NAIROBI (Reuters) - President Abdullahi Yusuf arrived in lawless Somalia from neighbouring Kenya on Monday to set up his government on home soil, saying he was confident of ending the infighting that had delayed the move for nine months.

Somalia's Transitional Federal Government, tasked with ending fighting between rival clan warlords, had remained in Kenya since its formation at peace talks last year due to disputes about where inside the country it should be based.

Yusuf, speaking at a farewell party thrown by Kenyan President Mwai Kibaki, said he was confident of overcoming the often bad-tempered divisions inside his clan-based government.

"Today the delicate process of instituting a national government for Somalia is now complete and ready to resume the urgent tasks that await it inside Somalia, and I personally will start this relocation today," he said before taking a flight to the provincial town of Jowhar.

"We will overcome the divisions. Together we will co-operate with our people for the interest of our country."

Witnesses said Yusuf arrived in Jowhar, where he was expected to stay the night before departing on Tuesday for a tour of several Gulf countries.

Officials say that there was no date yet for when Yusuf will return from the Gulf tour nor when he would start day-to-day work in the country as president. His Prime Minister Mohammed Ali Gedi is expected to leave Kenya for Mogadishu on Thursday.

Yusuf's government is the 14th attempt to restore effective administration to Somalia since it collapsed into chaos after the overthrow of military ruler Mohammed Siad Barre in 1991.

Conflict and famine have killed hundreds of thousands of people since then in the country of up to 10 million.

RIFT REMAINS

Yusuf and Gedi made a meet-the-people tour of Somalia in February but later returned and worked from Kenya as a rift opened between them and some warlords who serve in the cabinet.

A pro-Yusuf faction of the government wants the administration to be based temporarily in the provincial towns of Baidoa and Jowhar, arguing Mogadishu is too dangerous.

It has arranged for a 1,000-strong force of Ugandan and Sudanese peacekeepers to deploy in Somalia to restore order and help establish the government, which has no revenues of its own.

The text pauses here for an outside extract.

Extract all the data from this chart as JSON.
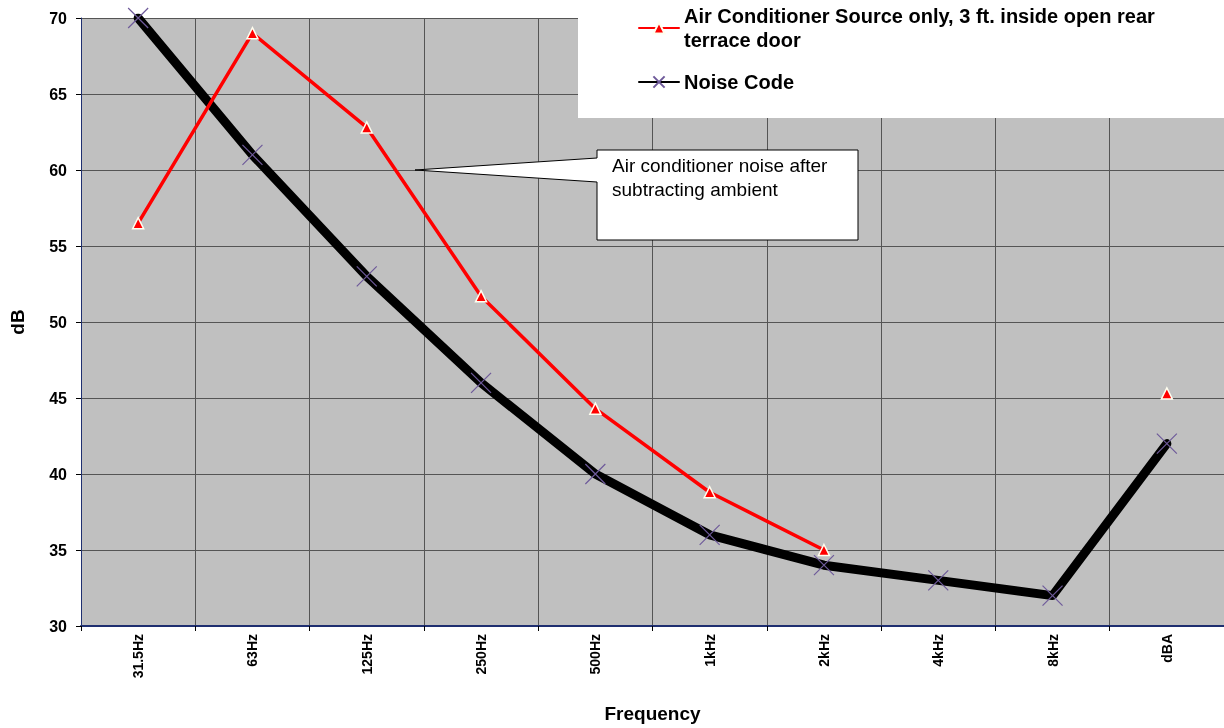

An anti-Yusuf faction of ministers who have their powerbases in Mogadishu says the government should go straight to the traditional capital. They dislike the idea of foreign troops and have begun their own effort to withdraw gunmen from Mogadishu.

At the core of the dispute is mistrust among many warlords, especially those based in Mogadishu, of the intentions of Yusuf's main foreign sponsor Ethiopia, Somalia's historic foe.

Many among the overwhelmingly Muslim population are hostile to what they see as attempts by their big, nominally Christian-led neighbour to dictate events in the region.

East African countries have urged the United Nations to lift an arms embargo on Somalia to enable the Ugandan and Sudanese troops to deploy. No date has been set for their arrival.

Without foreign peacekeepers, Yusuf fears militia rule in Somalia will prevent ministers and their teams from carrying out their work in safety, free from violence and extortion.